Let's look at three ways startups can starting building their team, whether that be working with interns, or hiring independent contractors versus salaried employees.
1. Determine Which Type Of Employee Is Best For Your Business
For many startups, once the workload and revenue starts to increase, the initial hires are typically independent contractors. There are many advantages to this strategy, such as limiting payroll costs and having the flexibility to hire short-term staff to assist with projects.

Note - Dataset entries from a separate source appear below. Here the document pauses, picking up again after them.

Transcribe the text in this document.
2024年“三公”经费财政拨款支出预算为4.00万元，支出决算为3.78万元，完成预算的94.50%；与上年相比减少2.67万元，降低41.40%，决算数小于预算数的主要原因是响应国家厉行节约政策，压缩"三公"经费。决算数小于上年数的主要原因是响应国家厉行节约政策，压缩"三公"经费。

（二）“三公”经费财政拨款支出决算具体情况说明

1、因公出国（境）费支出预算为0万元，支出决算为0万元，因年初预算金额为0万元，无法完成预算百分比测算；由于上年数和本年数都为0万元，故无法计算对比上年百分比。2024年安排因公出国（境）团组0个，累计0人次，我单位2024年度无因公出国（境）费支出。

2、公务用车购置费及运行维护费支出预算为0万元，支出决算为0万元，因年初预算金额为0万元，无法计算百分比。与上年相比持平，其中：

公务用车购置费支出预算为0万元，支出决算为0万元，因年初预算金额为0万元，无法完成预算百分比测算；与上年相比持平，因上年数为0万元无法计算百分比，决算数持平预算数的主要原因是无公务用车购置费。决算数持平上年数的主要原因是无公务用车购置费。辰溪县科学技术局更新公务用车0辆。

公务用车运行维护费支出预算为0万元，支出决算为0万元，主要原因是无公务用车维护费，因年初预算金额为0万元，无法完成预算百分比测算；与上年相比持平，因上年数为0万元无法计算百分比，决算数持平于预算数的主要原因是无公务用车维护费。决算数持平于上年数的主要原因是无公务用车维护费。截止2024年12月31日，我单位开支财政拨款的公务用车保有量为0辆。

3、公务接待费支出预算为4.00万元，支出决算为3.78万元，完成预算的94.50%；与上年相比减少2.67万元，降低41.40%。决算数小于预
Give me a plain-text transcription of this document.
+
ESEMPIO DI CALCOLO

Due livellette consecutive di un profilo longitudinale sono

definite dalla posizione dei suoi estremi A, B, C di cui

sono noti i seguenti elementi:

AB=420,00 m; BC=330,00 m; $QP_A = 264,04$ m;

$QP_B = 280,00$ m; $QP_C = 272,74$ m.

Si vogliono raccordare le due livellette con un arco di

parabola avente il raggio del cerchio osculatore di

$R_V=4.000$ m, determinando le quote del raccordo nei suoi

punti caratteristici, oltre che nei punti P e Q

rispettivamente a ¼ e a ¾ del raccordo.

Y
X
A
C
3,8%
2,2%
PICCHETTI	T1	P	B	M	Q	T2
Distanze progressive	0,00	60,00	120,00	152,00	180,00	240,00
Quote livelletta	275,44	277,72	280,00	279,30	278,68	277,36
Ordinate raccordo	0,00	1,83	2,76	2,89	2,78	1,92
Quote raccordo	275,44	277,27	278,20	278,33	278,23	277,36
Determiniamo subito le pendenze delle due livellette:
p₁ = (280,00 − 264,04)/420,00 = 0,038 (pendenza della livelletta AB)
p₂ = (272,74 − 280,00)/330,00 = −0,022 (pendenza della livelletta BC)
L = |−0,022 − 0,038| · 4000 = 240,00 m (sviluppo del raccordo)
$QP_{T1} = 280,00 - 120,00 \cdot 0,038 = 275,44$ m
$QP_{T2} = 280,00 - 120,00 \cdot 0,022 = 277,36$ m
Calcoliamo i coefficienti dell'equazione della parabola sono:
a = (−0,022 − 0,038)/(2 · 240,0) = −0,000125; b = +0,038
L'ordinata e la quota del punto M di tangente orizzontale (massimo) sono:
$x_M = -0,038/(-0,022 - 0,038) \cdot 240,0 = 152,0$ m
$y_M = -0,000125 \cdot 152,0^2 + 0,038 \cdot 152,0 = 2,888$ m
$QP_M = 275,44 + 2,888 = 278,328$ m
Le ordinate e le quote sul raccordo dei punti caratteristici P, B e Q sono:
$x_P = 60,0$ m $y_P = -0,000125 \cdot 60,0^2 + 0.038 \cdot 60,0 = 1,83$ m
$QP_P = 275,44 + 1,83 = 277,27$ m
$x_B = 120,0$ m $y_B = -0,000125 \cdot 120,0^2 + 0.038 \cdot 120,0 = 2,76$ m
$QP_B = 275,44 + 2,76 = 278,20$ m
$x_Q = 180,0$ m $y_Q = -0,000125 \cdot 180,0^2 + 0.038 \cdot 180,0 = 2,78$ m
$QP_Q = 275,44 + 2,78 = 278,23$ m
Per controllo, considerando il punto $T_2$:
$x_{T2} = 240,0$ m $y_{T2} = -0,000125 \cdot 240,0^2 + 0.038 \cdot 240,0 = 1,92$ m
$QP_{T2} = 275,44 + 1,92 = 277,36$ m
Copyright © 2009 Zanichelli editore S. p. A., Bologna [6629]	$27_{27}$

However, with the rapid growth of online businesses it's especially critical for e-commerce companies to stay abreast of the legalities around how employees are classified. "It's best to avoid the field of FLSA landmines and conform to wage and overtime requirements if the employee undertakes transactions with individuals or entities in other states or communicates with those in other states by mail, telephone or email," says Sergei Lemberg, Managing Partner at Lemberg Law. Considering that online businesses process transactions across multiple states or even countries, almost all online businesses would fall into this category.

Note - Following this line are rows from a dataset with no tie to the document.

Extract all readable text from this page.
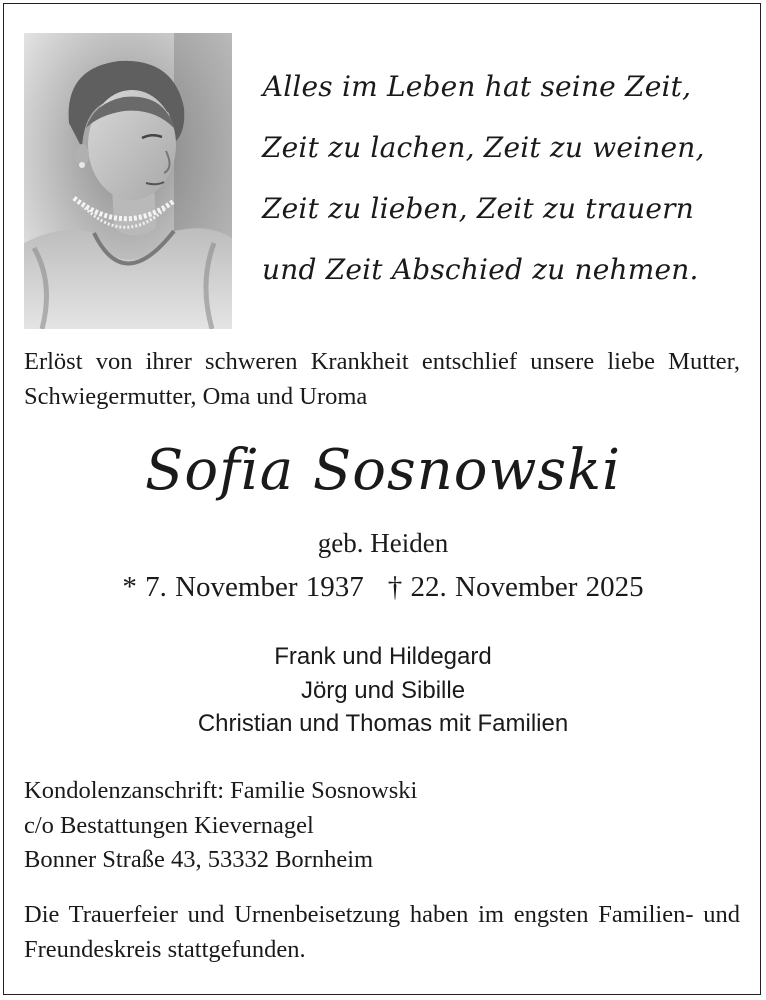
Alles im Leben hat seine Zeit,
Zeit zu lachen, Zeit zu weinen,
Zeit zu lieben, Zeit zu trauern
und Zeit Abschied zu nehmen.
Erlöst von ihrer schweren Krankheit entschlief unsere liebe Mutter, Schwiegermutter, Oma und Uroma
Sofia Sosnowski
geb. Heiden
* 7. November 1937 † 22. November 2025
Frank und Hildegard
Jörg und Sibille
Christian und Thomas mit Familien
Kondolenzanschrift: Familie Sosnowski
c/o Bestattungen Kievernagel
Bonner Straße 43, 53332 Bornheim
Die Trauerfeier und Urnenbeisetzung haben im engsten Familien- und Freundeskreis stattgefunden.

And that's not all. It's also important to ensure that only certain types of hires are being classified as independent contractors. "As a rule of thumb, if your worker is classified as an independent contractor they should, at a minimum, set their own schedule, use their own tools, supplies, and equipment to perform their job, possess the special skills needed to perform the job without training; and maintain control over what they do and how they perform their work," adds Lemberg.

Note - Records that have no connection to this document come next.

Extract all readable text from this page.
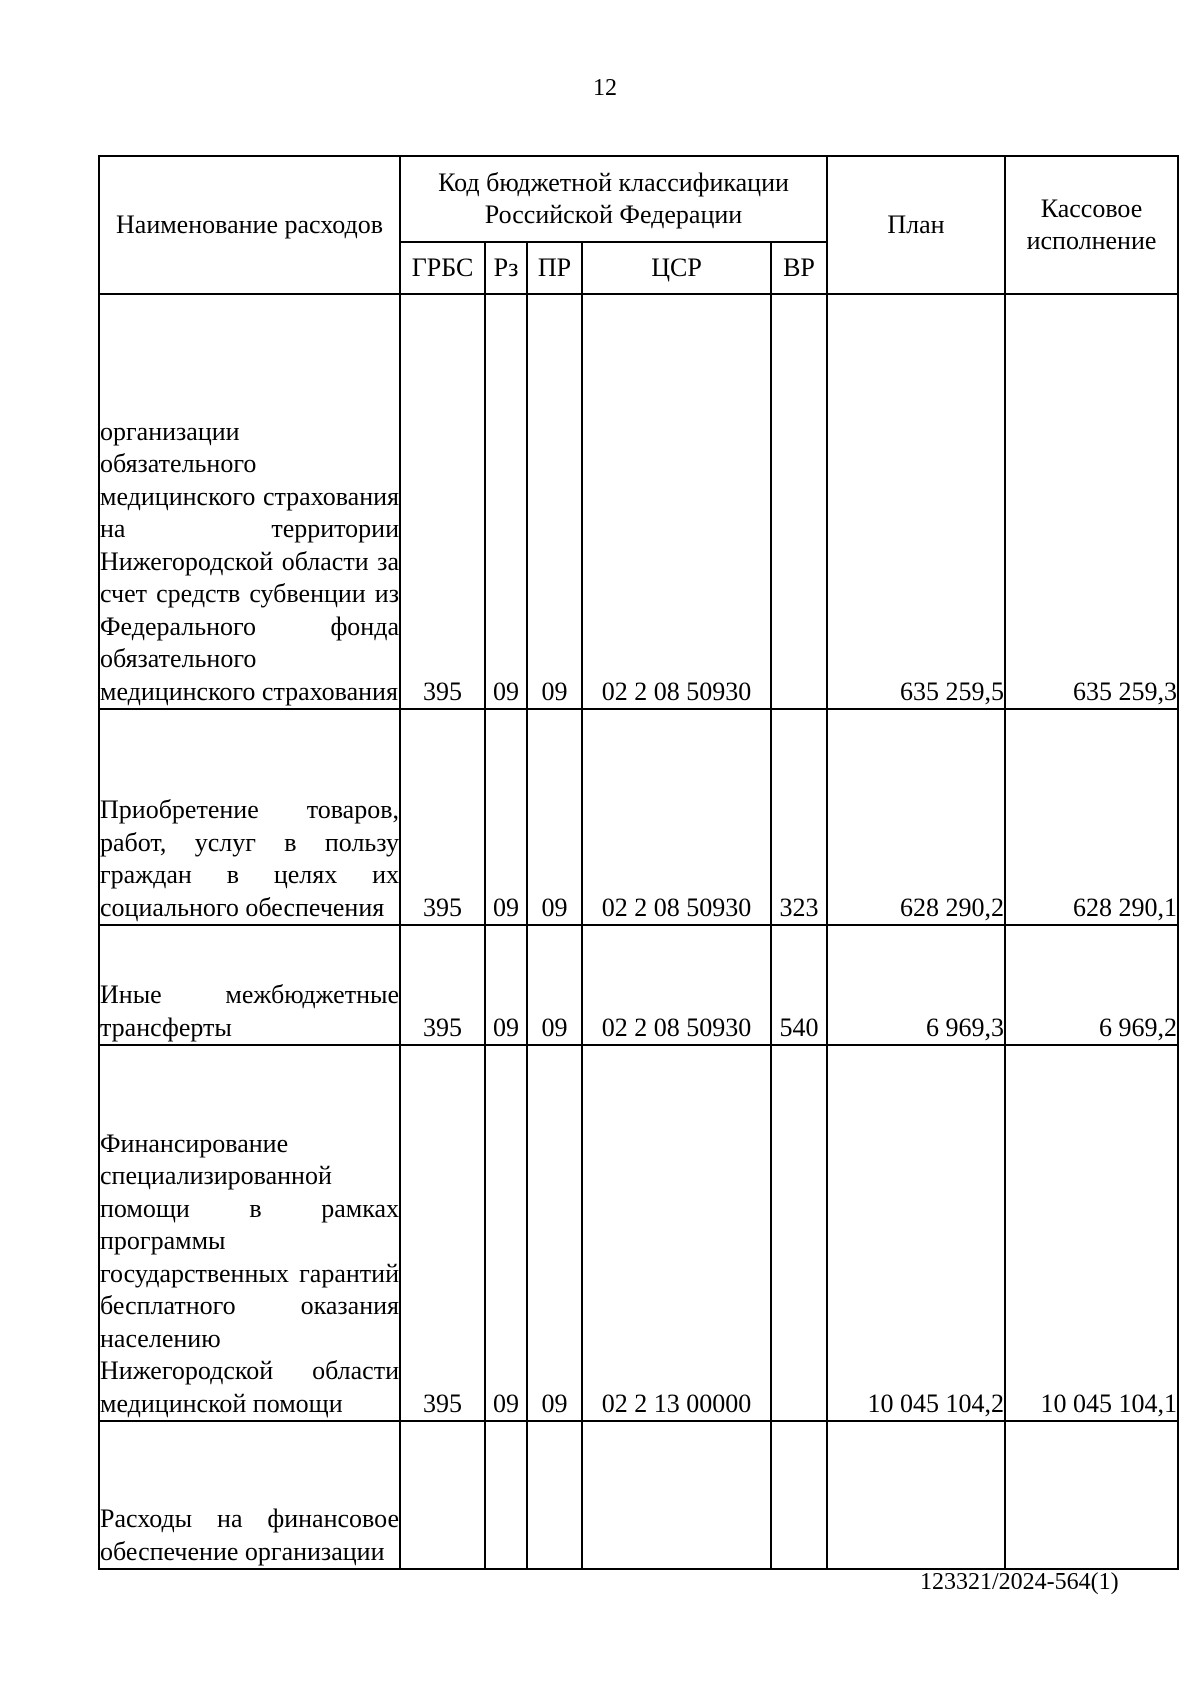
12
Наименование расходов	Код бюджетной классификации Российской Федерации					План	Кассовое исполнение
	ГРБС	Рз	ПР	ЦСР	ВР		
организации обязательного медицинского страхования на территории Нижегородской области за счет средств субвенции из Федерального фонда обязательного медицинского страхования	395	09	09	02 2 08 50930		635 259,5	635 259,3
Приобретение товаров, работ, услуг в пользу граждан в целях их социального обеспечения	395	09	09	02 2 08 50930	323	628 290,2	628 290,1
Иные межбюджетные трансферты	395	09	09	02 2 08 50930	540	6 969,3	6 969,2
Финансирование специализированной помощи в рамках программы государственных гарантий бесплатного оказания населению Нижегородской области медицинской помощи	395	09	09	02 2 13 00000		10 045 104,2	10 045 104,1
Расходы на финансовое обеспечение организации							
123321/2024-564(1)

2. Utilize interns as a catalyst for growth
When payroll budgets are limited, companies can instead invest the time to train and develop interns. This is a very viable option for many startups because it's cost effective and younger employees often bring fresh and innovative ideas.
"Interns have been key for us. We made a big bet and staffed half the company with interns which let us grow significantly," says Christy Johnson, CEO of Artemis Connection, a strategy consulting firm. These paid internships were a great introduction into the professional world for the team while also strategically beneficial for the firm.
"An intern may be unpaid if, based on the totality of the circumstances, the internship is primarily for the benefit of the intern, not the business," advises Lemberg.
3. Deeply analyze your current team before making hiring decisions
Since startups typically start off with a small team, or just a sole founder, it's very important to identify team member's strengths and weaknesses and then base initial hiring decisions on areas of weakness.
Filling a role that is complementary to other team member's skill set can make the company stronger and the team more productive.
"I believe in the adage 'hire slow and fire fast'. Knowing that both my partner and I are adept in sales and marketing, we made the decision to hire an experienced Operations Manager," says Gianne Doherty, Co-Founder of Organic Bath Co., an organic skincare company. Filling the operations role not only allowed the founders to focus on generating sales, but the new operations role enabled the business to handle the influx of sales that came in, allowing the company to scale efficiently.
At the end of the day -- startups and businesses alike must first be aware of their hiring needs, but more importantly, how to effectively fill those gaps and continue to iterate accordingly.